Teradata Database supports ordered analytical syntax.

For complete information, see Chapter 22: “Ordered Analytical / Window Aggregate Functions.”

Analytical Functions and Performance

Analytical functions, which are extremely helpful for decision support, speed up order-based analytical queries.

Using analytical functions, you can target the data analysis within the data warehouse itself. This provides several advantages, including:

  • Improved processing performance.
  • Less data movement across the network.
  • Faster analysis than that performed by external tools and sort routines, but full access to ordered analytical functions by external tools such as Teradata Warehouse Miner.
  • For example, Teradata Warehouse Miner FREQ function uses CSUM, RANK, and QUALIFY in determining frequencies.
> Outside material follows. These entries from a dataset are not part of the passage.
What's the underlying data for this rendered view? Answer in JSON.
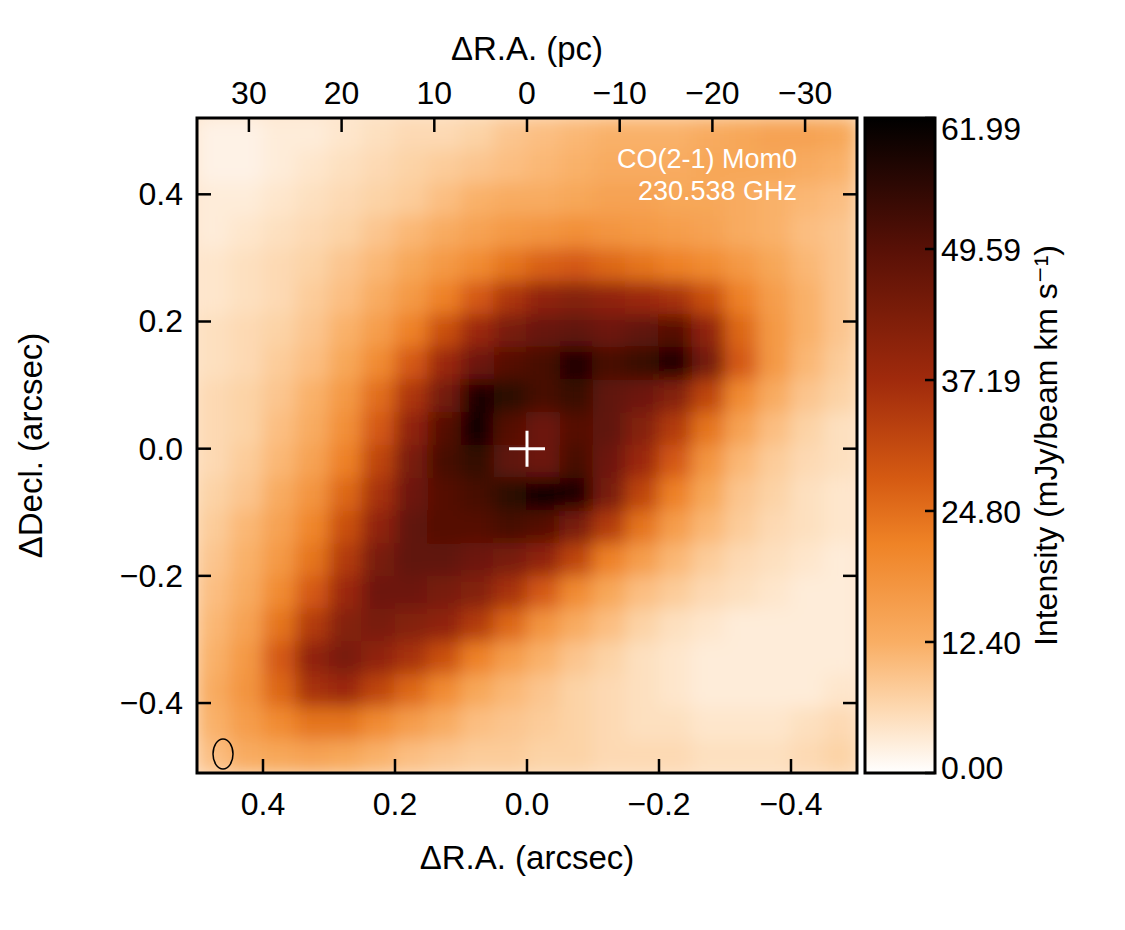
{
  "chart_data": {
    "type": "heatmap",
    "annotations": [
      "CO(2-1) Mom0",
      "230.538 GHz"
    ],
    "x_label": "ΔR.A. (arcsec)",
    "y_label": "ΔDecl. (arcsec)",
    "x2_label": "ΔR.A. (pc)",
    "xlim": [
      0.5,
      -0.5
    ],
    "ylim": [
      -0.51,
      0.52
    ],
    "x2lim": [
      35.6,
      -35.6
    ],
    "xticks": [
      0.4,
      0.2,
      {
        "value": 0,
        "label": "0.0"
      },
      {
        "value": -0.2,
        "label": "−0.2"
      },
      {
        "value": -0.4,
        "label": "−0.4"
      }
    ],
    "yticks": [
      {
        "value": -0.4,
        "label": "−0.4"
      },
      {
        "value": -0.2,
        "label": "−0.2"
      },
      {
        "value": 0,
        "label": "0.0"
      },
      0.2,
      0.4
    ],
    "x2ticks": [
      30,
      20,
      10,
      0,
      {
        "value": -10,
        "label": "−10"
      },
      {
        "value": -20,
        "label": "−20"
      },
      {
        "value": -30,
        "label": "−30"
      }
    ],
    "colorbar_label": "Intensity (mJy/beam km s⁻¹)",
    "colorbar_lim": [
      0,
      61.99
    ],
    "colorbar_ticks": [
      {
        "value": 0,
        "label": "0.00"
      },
      {
        "value": 12.4,
        "label": "12.40"
      },
      {
        "value": 24.8,
        "label": "24.80"
      },
      37.19,
      49.59,
      61.99
    ],
    "cross": {
      "x": 0,
      "y": 0
    },
    "x": [
      0.475,
      0.425,
      0.375,
      0.325,
      0.275,
      0.225,
      0.175,
      0.125,
      0.075,
      0.025,
      -0.025,
      -0.075,
      -0.125,
      -0.175,
      -0.225,
      -0.275,
      -0.325,
      -0.375,
      -0.425,
      -0.475
    ],
    "y": [
      0.494,
      0.443,
      0.391,
      0.34,
      0.288,
      0.237,
      0.185,
      0.134,
      0.082,
      0.031,
      -0.021,
      -0.072,
      -0.124,
      -0.175,
      -0.227,
      -0.278,
      -0.33,
      -0.381,
      -0.433,
      -0.484
    ],
    "cells": [
      [
        2,
        2,
        3,
        3,
        4,
        5,
        6,
        6,
        7,
        9,
        10,
        11,
        12,
        12,
        12,
        13,
        14,
        15,
        15,
        14
      ],
      [
        2,
        2,
        3,
        4,
        5,
        6,
        7,
        8,
        9,
        10,
        11,
        12,
        13,
        13,
        13,
        14,
        14,
        14,
        13,
        12
      ],
      [
        3,
        3,
        4,
        5,
        6,
        7,
        8,
        10,
        12,
        13,
        13,
        14,
        15,
        15,
        14,
        14,
        13,
        12,
        11,
        10
      ],
      [
        3,
        4,
        5,
        6,
        7,
        9,
        11,
        13,
        15,
        17,
        18,
        19,
        18,
        17,
        16,
        15,
        13,
        12,
        10,
        9
      ],
      [
        4,
        5,
        6,
        7,
        9,
        11,
        14,
        17,
        20,
        24,
        27,
        28,
        26,
        24,
        22,
        20,
        17,
        14,
        11,
        9
      ],
      [
        4,
        5,
        6,
        8,
        10,
        13,
        17,
        22,
        28,
        35,
        40,
        42,
        40,
        38,
        36,
        30,
        22,
        16,
        12,
        9
      ],
      [
        5,
        6,
        7,
        9,
        12,
        16,
        22,
        30,
        38,
        44,
        47,
        48,
        46,
        48,
        50,
        40,
        26,
        17,
        12,
        9
      ],
      [
        5,
        6,
        8,
        10,
        14,
        20,
        28,
        38,
        46,
        50,
        52,
        58,
        52,
        54,
        58,
        45,
        28,
        17,
        11,
        8
      ],
      [
        6,
        7,
        9,
        12,
        17,
        25,
        35,
        45,
        58,
        56,
        52,
        54,
        48,
        46,
        42,
        32,
        20,
        13,
        9,
        7
      ],
      [
        6,
        7,
        10,
        13,
        19,
        28,
        40,
        50,
        60,
        50,
        46,
        50,
        48,
        42,
        34,
        24,
        15,
        10,
        7,
        5
      ],
      [
        6,
        8,
        11,
        15,
        22,
        32,
        44,
        52,
        55,
        48,
        46,
        52,
        46,
        38,
        28,
        18,
        11,
        8,
        6,
        5
      ],
      [
        7,
        9,
        13,
        18,
        26,
        36,
        46,
        50,
        52,
        56,
        60,
        58,
        44,
        32,
        22,
        14,
        9,
        7,
        5,
        4
      ],
      [
        8,
        11,
        15,
        21,
        30,
        40,
        48,
        50,
        50,
        52,
        50,
        44,
        34,
        24,
        16,
        11,
        8,
        6,
        5,
        4
      ],
      [
        9,
        12,
        17,
        24,
        34,
        44,
        48,
        48,
        46,
        44,
        40,
        32,
        22,
        16,
        11,
        8,
        6,
        5,
        4,
        3
      ],
      [
        10,
        13,
        20,
        28,
        38,
        46,
        46,
        44,
        42,
        36,
        28,
        20,
        14,
        10,
        8,
        6,
        5,
        4,
        3,
        3
      ],
      [
        11,
        15,
        24,
        34,
        42,
        44,
        42,
        40,
        34,
        26,
        18,
        13,
        10,
        7,
        5,
        4,
        3,
        3,
        3,
        3
      ],
      [
        12,
        17,
        28,
        40,
        44,
        40,
        36,
        30,
        22,
        16,
        12,
        9,
        7,
        5,
        4,
        3,
        3,
        3,
        3,
        3
      ],
      [
        13,
        18,
        26,
        36,
        38,
        32,
        26,
        20,
        14,
        11,
        9,
        7,
        6,
        5,
        4,
        3,
        3,
        3,
        3,
        4
      ],
      [
        12,
        16,
        20,
        24,
        24,
        20,
        16,
        13,
        10,
        9,
        8,
        7,
        6,
        5,
        5,
        4,
        4,
        4,
        5,
        6
      ],
      [
        10,
        13,
        14,
        15,
        14,
        12,
        10,
        9,
        8,
        8,
        7,
        7,
        6,
        6,
        6,
        5,
        5,
        5,
        6,
        7
      ]
    ]
  }
}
  • Support for ANSI version of existing aggregate functions, enabling you to use RANK, SUM, AVG, and COUNT on multiple partitions within a statement select list.
  • Simpler SQL programming, particularly because you can use:
  • Nested aggregates with the HAVING clause
  • Window functions
  • QUALIFY, RANK, and ORDER BY clauses
  • For example, Teradata Database permits this query structure:

    SELECT state, city, SUM(sale),
    RANK() OVER
    (PARTITION BY state ORDER BY SUM(sale))
    FROM Tbl1, Tbl2
    WHERE Tbl1.cityid = Tbl2.cityid
    GROUP BY state, city
    HAVING MAX(sale) > 10
    QUALIFY RANK() OVER
    (PARTITION BY state ORDER BY MIN(sale)) > 10;

    Example : Using Teradata RANK

    RANK (sort_expression_list) returns the rank (1..n) of all rows in a group by values of sort_expression_list.
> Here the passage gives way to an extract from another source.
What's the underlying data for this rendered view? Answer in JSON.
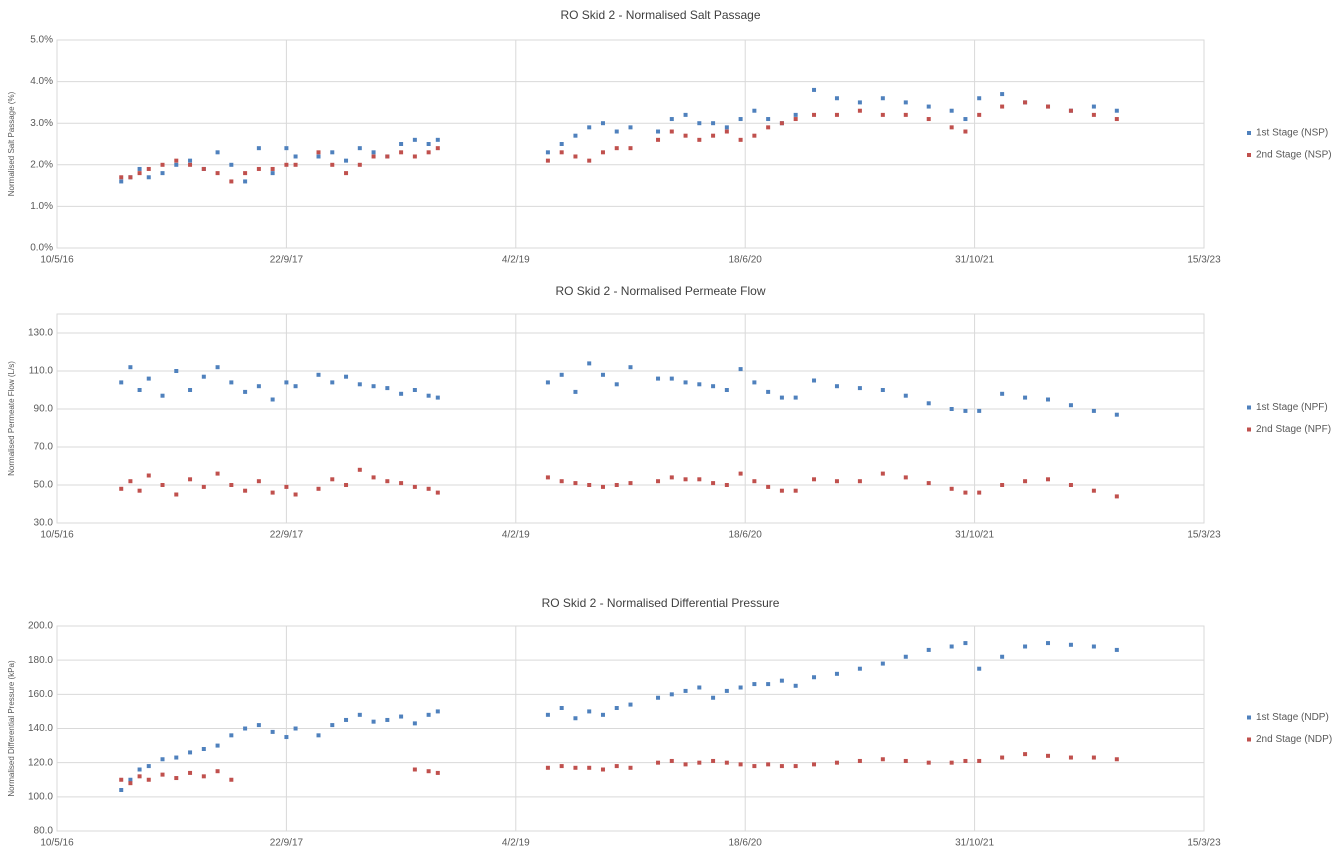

    For example, assume you enter this query:

    SELECT ProdId, Month, Sales, RANK(Sales)
    FROM SalesHistory
    GROUP BY ProdId
    QUALIFY RANK(Sales) <=3;

    The rows of the response table are ranked as follows:

    ProdId      Month      Sales      RANK
    1234        0607       500        1
    1234        0609       300        2
    1234        0608       250        3
    ...
    5678        0609       450        1
    5678        0608       150        2
    5678        0607       100        3

    This opens up possibilities for applying RANK to non-analytical processing that may be cumbersome otherwise.

    For example, RANK can:

  • Process data sequentially.
  • Generate unique sequential numbers on columns that uniquely define the row.
  • Process consecutive rows in a predefined order, when you define a self-join on a ranked table.
  • For example:

    1 Create a copy of the table with a new column containing the rank, based on some ordering criteria; for example: term_eff_date or load_event_id.
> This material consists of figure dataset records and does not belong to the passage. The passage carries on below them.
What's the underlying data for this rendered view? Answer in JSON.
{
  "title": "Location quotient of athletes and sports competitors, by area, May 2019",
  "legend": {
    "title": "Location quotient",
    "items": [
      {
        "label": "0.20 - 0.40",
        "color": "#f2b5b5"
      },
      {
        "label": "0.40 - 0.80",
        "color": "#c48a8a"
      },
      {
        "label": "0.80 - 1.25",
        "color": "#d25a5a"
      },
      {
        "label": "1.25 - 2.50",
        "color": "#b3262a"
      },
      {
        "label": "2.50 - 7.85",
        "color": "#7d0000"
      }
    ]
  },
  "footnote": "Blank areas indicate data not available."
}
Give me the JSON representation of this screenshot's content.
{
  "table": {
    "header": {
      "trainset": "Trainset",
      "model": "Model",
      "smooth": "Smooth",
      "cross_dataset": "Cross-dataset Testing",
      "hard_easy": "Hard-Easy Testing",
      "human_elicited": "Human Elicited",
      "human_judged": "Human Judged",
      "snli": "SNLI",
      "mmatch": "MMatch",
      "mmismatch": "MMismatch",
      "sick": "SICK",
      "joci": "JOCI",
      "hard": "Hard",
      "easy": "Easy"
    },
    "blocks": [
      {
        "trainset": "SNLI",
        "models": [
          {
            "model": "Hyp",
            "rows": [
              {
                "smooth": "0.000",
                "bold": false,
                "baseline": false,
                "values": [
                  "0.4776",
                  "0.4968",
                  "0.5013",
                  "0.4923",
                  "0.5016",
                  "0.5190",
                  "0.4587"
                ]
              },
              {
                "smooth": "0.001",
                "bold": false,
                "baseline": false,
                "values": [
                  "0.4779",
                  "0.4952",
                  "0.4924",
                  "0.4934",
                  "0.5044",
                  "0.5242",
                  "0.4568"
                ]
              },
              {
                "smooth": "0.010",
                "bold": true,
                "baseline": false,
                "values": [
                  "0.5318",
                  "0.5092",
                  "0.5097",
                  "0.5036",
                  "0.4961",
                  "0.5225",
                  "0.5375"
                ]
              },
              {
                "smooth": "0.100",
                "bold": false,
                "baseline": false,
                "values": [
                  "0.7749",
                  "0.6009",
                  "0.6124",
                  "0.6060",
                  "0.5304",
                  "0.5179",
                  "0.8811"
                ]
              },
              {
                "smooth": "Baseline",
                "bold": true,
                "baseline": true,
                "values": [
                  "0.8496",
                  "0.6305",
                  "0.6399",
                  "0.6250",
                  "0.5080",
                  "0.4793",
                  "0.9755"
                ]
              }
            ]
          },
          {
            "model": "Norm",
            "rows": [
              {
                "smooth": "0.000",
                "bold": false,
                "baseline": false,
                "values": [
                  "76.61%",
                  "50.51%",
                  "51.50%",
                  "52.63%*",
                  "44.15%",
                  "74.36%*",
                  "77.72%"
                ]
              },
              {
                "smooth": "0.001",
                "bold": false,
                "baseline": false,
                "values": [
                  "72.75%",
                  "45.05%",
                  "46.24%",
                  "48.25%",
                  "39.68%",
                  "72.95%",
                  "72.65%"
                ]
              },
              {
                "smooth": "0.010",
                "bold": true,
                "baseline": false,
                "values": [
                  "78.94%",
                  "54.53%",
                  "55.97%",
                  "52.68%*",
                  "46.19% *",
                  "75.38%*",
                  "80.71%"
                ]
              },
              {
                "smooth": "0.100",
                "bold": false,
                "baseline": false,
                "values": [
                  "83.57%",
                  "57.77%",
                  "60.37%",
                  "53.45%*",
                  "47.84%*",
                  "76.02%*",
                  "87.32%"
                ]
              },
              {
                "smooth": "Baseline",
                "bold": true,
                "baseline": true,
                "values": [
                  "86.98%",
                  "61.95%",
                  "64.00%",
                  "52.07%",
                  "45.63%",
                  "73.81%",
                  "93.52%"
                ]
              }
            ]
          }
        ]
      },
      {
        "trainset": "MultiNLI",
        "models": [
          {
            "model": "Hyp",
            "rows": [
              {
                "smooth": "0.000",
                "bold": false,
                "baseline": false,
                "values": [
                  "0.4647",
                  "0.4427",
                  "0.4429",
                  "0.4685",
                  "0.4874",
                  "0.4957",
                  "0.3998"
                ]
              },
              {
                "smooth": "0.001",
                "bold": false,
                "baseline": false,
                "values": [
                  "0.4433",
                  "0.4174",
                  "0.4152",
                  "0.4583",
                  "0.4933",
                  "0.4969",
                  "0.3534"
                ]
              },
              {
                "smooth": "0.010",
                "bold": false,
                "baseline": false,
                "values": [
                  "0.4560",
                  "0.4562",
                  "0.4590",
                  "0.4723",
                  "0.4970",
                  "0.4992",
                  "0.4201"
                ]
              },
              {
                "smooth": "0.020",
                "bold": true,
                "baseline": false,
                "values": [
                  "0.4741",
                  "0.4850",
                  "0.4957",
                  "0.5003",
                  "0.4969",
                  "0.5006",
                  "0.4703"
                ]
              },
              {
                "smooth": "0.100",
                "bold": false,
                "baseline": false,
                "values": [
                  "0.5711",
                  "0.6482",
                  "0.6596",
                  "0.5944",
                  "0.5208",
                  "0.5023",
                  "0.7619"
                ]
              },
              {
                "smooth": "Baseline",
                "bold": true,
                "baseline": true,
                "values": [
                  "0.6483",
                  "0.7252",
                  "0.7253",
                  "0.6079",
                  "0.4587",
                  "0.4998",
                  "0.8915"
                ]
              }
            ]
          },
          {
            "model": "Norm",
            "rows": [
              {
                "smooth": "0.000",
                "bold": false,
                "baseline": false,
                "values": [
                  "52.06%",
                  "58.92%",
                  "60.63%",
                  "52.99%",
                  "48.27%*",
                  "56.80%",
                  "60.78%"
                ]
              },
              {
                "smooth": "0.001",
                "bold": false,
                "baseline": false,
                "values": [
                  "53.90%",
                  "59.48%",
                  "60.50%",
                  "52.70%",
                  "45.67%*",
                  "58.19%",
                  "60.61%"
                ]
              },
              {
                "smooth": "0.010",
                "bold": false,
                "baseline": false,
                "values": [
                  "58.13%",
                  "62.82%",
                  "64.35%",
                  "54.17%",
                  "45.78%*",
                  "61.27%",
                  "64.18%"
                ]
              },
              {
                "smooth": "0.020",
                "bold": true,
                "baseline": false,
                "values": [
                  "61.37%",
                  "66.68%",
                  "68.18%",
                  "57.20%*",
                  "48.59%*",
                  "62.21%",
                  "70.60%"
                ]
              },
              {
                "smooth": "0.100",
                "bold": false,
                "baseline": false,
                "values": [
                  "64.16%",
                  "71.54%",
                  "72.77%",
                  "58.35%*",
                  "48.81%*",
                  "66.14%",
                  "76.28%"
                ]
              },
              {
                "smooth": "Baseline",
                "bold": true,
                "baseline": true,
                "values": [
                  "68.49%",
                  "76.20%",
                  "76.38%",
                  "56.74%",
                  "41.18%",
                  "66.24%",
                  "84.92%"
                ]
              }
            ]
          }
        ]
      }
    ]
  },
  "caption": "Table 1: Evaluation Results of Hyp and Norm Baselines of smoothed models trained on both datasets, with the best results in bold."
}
    2 Define a self-join on the table similar to the following:

  • WHERE A.rankvalue = B.rankvalue - 1
  • AND A.policy_id = B.policy_id
  • 3 Use the self-joined table to process all table rows in a single pass (proceeding from row number n to row number n+1). This offers significant performance improvement over making multiple passes to process just two rows at a time.

    Data in Partition By Column and System Resources

    The columns specified in the PARTITION BY clause of a window specification determine the partitions over which the ordered analytical function executes.

    For example, the following query specifies the StoreID column in the PARTITION BY clause to compute the group sales sum for each store:

        SELECT StoreID, SMonth, ProdID, Sales,
        SUM(Sales) OVER (PARTITION BY StoreID)
        FROM sales_tbl;

    At execution time, Teradata Database moves all of the rows that fall into a partition to the same AMP. If a very large number of rows fall into the same partition, the AMP can run out of spool space.

    For example, if the sales_tbl table in the preceding query has millions or billions of rows, and the StoreID column contains only a few distinct values, an enormous number of rows are going to fall into the same partition, potentially resulting in out-of-spool errors.

    To avoid this problem, examine the data in the columns of the PARTITION BY clause. If necessary, rewrite the query to include additional columns in the PARTITION BY clause to create smaller partitions that Teradata Database can distribute more evenly among the AMPs.

    For example, the preceding query can be rewritten to compute the group sales sum for each store for each month:

        SELECT StoreID, SMonth, ProdID, Sales,
        SUM(Sales) OVER (PARTITION BY StoreID, SMonth)
        FROM sales_tbl;